My thinking here is, as usual, very simple. If you'd paid close attention to the market last week, you'd have worried endlessly, at least until Friday. But what if you'd spent the week picking the banjo, and looked only at the market's close on Friday? You'd have saved yourself exposure to Robert Peston's unique diction (his excellent blog is easier on the ear). And you'd have got a different picture of the market. During the week, the All-share lost just 1.7 per cent. Which is an only mildly poor show. Even in normal times, it's the sort of loss that happens one week a month. And it's only the 19th worst week of the last 12 months.
To our banjo-picker, then, last week was a quiet week. To stock-pickers, though, it certainly wasn't. But what did stock-pickers gain to compensate them for four days of worry?
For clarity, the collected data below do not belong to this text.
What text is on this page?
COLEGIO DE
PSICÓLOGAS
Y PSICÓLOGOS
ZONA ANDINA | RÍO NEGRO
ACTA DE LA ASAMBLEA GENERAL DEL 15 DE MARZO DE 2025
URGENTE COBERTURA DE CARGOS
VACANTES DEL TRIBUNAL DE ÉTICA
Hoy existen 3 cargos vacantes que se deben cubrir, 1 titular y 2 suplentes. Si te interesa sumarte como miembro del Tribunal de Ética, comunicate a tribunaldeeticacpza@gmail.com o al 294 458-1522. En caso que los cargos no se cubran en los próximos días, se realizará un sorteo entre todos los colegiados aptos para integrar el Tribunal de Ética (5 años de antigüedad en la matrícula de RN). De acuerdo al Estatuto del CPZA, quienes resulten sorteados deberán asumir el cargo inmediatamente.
Sure, you might have decided by Thursday that markets had become irrationally pessimistic and so piled in. But equally, you might have gotten carried away with the gloom and gone short, and lost a packet then. Even if you'd managed to to make money during the week, it was only a reward for some stomach-churning dangers.
Our banjo picker had an easier time.
All I'm doing here is reasserting an old fact - that equities look a lot better, the less often you look at them. Let's do some numbers. Let's say shares return 8 per cent a year with standard deviation of 20 per cent - which is the long-term average. Then the probability of losing in a single day is 49 per cent - almost evens. But the chances of losing in a month are 46 per cent; in a year 34 per cent; in two years 28 per cent; and in five years under 15 per cent.
Banjo-pickers, who look only infrequently at the market, therefore get better odds than those who obsess about it.
And this is where a well-known psychological mechanism kicks in. Psychologists call it the Yerkes-Dodson effect. This says that it's possible to be over-motivated, to try too hard; it's why footballers miss crucial penalties and professional golfers simple putts.
Perhaps the same thing afflicts investors. In looking too hard at the market, and looking too much for profitable opportunities, investment performance can actually suffer. Woods and trees, and all that. Maybe the way to make money is to worry less about money.
Hence the case for buying a banjo. Of course, it doesn't have to be a banjo, or even any musical instrument. An allotment or big garden would do, as would knitting, or model railways. Even, God help us, golf. Anything, in fact, that stops you fretting about short-term price moves.